Quote Originally Posted by Larken View Post
Every motor has a following error, it just depends how much.

Are you saying they Fault or trip when they have a following error ?
There will be an error between the commanded movement and the actual movement due to inductance and other electrical phenomena. The encoder being on the shaft should have very little following errors though, unless there's a true stall or heavy load.

Quote Originally Posted by Larken View Post
Hmm,they have a single 3 phase winding, but no hall sensors.
Can you count how many magnetic bumps per turn ? It says 1.2deg and oppose to 1.8 on a standard stepper. On a 1.8 deg stepper there are 50 bumps /turn.

What you first turn them on, do they do a dance back and forth ?

Definitely a weird motor not a stepper, but a hybrid of a stepper and brushless. The problem with a system like that is you prpbably won't be able to get replacement drive or motor separately in a year from now.


I've started to make a closed loop stepper (Cobra-sv) that uses any standard stepper and any encoder 500line or 1000 line encoder. Its very new, and i still have some switching noise when the motor is stopped, so i need to make a 4 layer board, but they work good. I'm using the KL23H2100-35-4B motor from keling and a 500 line US digital encoder. It doesn't add more performance to the stepper system, but just reliability.

Larry

They appear to be true closed loop steppers, in the manual you can set microsteps ranging from 200-51,200 steps per revolution. They are clearly 1.8° stepper motors, that'd be the only way to get the price point on the physical stepper and controller. The controller uses the encoder as a commutator to close a position loop - in essence you are turning them into a servo, just one with discrete poles.
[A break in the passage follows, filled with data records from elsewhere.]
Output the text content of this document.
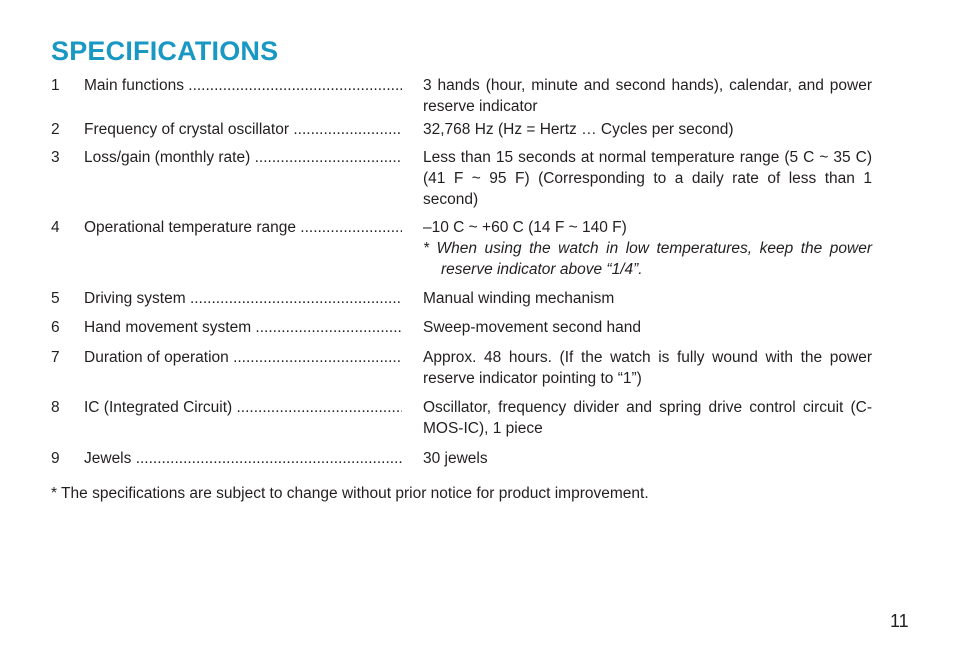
SPECIFICATIONS
1 Main functions .....	3 hands (hour, minute and second hands), calendar, and power reserve indicator
2 Frequency of crystal oscillator .....	32,768 Hz (Hz = Hertz … Cycles per second)
3 Loss/gain (monthly rate) .....	Less than 15 seconds at normal temperature range (5 C ~ 35 C) (41 F ~ 95 F) (Corresponding to a daily rate of less than 1 second)
4 Operational temperature range .....	–10 C ~ +60 C (14 F ~ 140 F)
* When using the watch in low temperatures, keep the power reserve indicator above “1/4”.
5 Driving system .....	Manual winding mechanism
6 Hand movement system .....	Sweep-movement second hand
7 Duration of operation .....	Approx. 48 hours. (If the watch is fully wound with the power reserve indicator pointing to “1”)
8 IC (Integrated Circuit) .....	Oscillator, frequency divider and spring drive control circuit (C-MOS-IC), 1 piece
9 Jewels .....	30 jewels
* The specifications are subject to change without prior notice for product improvement.
11
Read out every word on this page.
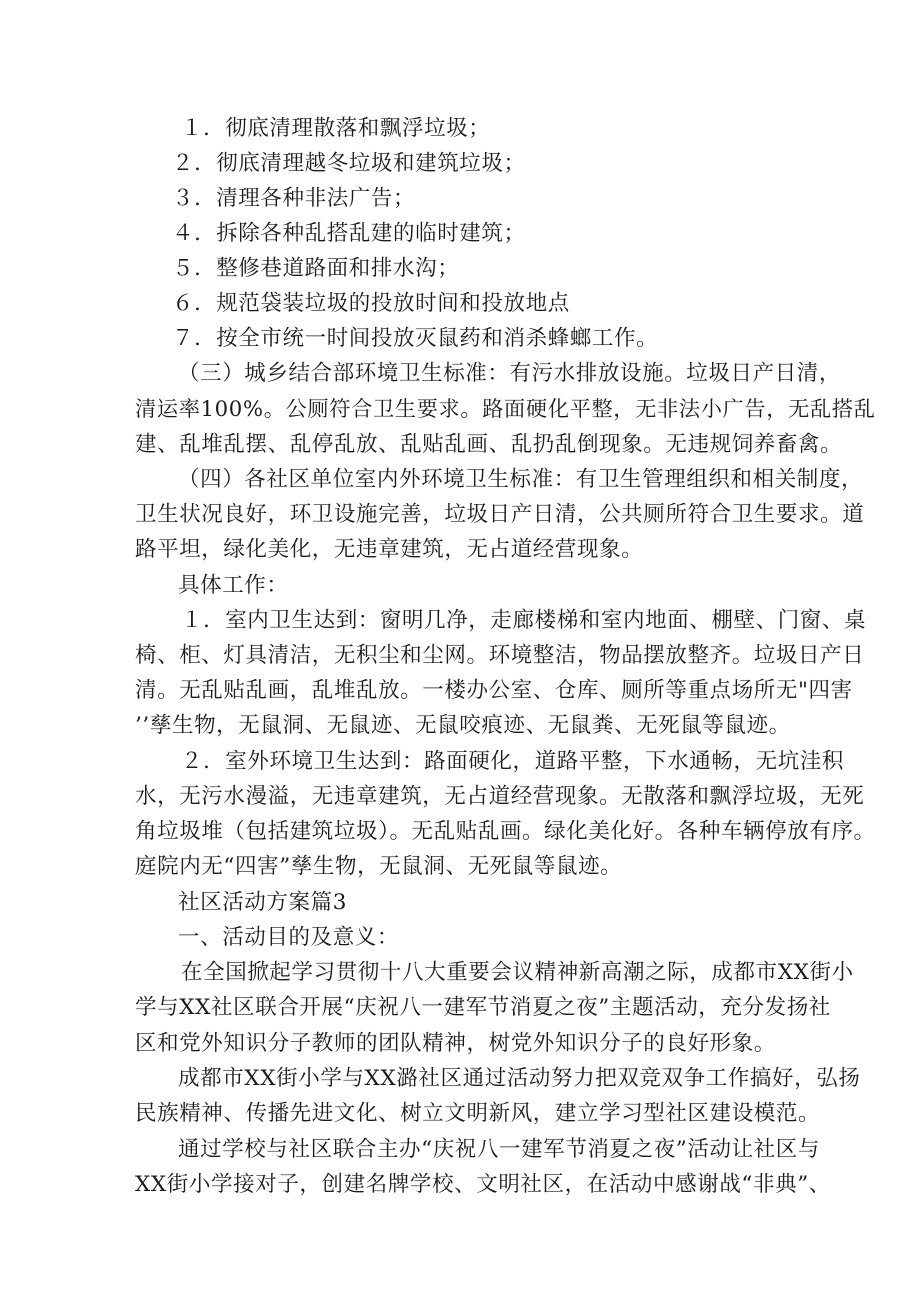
１．彻底清理散落和飘浮垃圾；

２．彻底清理越冬垃圾和建筑垃圾；

３．清理各种非法广告；

４．拆除各种乱搭乱建的临时建筑；

５．整修巷道路面和排水沟；

６．规范袋装垃圾的投放时间和投放地点

７．按全市统一时间投放灭鼠药和消杀蜂螂工作。

（三）城乡结合部环境卫生标准：有污水排放设施。垃圾日产日清，

清运率100%。公厕符合卫生要求。路面硬化平整，无非法小广告，无乱搭乱

建、乱堆乱摆、乱停乱放、乱贴乱画、乱扔乱倒现象。无违规饲养畜禽。

（四）各社区单位室内外环境卫生标准：有卫生管理组织和相关制度，

卫生状况良好，环卫设施完善，垃圾日产日清，公共厕所符合卫生要求。道

路平坦，绿化美化，无违章建筑，无占道经营现象。

具体工作：

１．室内卫生达到：窗明几净，走廊楼梯和室内地面、棚壁、门窗、桌

椅、柜、灯具清洁，无积尘和尘网。环境整洁，物品摆放整齐。垃圾日产日

清。无乱贴乱画，乱堆乱放。一楼办公室、仓库、厕所等重点场所无"四害

’’孳生物，无鼠洞、无鼠迹、无鼠咬痕迹、无鼠粪、无死鼠等鼠迹。

２．室外环境卫生达到：路面硬化，道路平整，下水通畅，无坑洼积

水，无污水漫溢，无违章建筑，无占道经营现象。无散落和飘浮垃圾，无死

角垃圾堆（包括建筑垃圾）。无乱贴乱画。绿化美化好。各种车辆停放有序。

庭院内无“四害”孳生物，无鼠洞、无死鼠等鼠迹。

社区活动方案篇3

一、活动目的及意义：

在全国掀起学习贯彻十八大重要会议精神新高潮之际，成都市XX街小

学与XX社区联合开展“庆祝八一建军节消夏之夜”主题活动，充分发扬社

区和党外知识分子教师的团队精神，树党外知识分子的良好形象。

成都市XX街小学与XX潞社区通过活动努力把双竞双争工作搞好，弘扬

民族精神、传播先进文化、树立文明新风，建立学习型社区建设模范。

通过学校与社区联合主办“庆祝八一建军节消夏之夜”活动让社区与

XX街小学接对子，创建名牌学校、文明社区，在活动中感谢战“非典”、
If your encoders are single ended I strongly recommend going with an encoder with a reference signal - A, A-, B, B-, Z, Z-. The single ended encoders are very susceptible to noise. I know US Digital makes both, but if I had to make a recommendation... these here are a bargain and perform wonderfully:
Omron E6B2 CWZ6C 1000p R abz Encoder Without Losing Pulse | eBay


For the OP:

I would download the protune software
Leadshine Technology Co., Ltd.
Download the manual for the motor - should say "software operational manual"
Leadshine Technology Co., Ltd.

Other closed loop stepper controllers I have seen allow for shaping of the current pulses to the stepper - allowing slight overshoots of the current for very brief periods of time (both are settable). You can essentially squeeze more performance out of a stepper than its rated performance.

It's not clear to me if this closed loop stepper implementation can take advantage of the PPR of the quadrature wave - essentially turning your 1000 points per revolution into 4000 discrete points. It eludes to this, but doesn't say it explicitly.

Things to consider:
Are you wired up correctly?
What kind of amperage is your power supply? It looks like these things can handle up to 6amps.
Do you know your actual torque requirements for your system? A holding torque of 2 Nm (~282oz-in) really is about 70-80% of that in the very low RPM range, then will continue to decrease. Really you're probably at around 225-200oz-in torque in the 100RPM range.
What RPM are you running your steppers at?
Lin Engineering has a great tool in the designers corner that will give you torque curves for your stepper motors based off your power supply. If you're not providing 6amps, it'll give you a good idea of what you're getting (select a comparable nema23 motor to yours)

I did notice in the manual that the position following error is set to 1000 pulses default. I would get the software, adjust this parameter to 4000 pulses.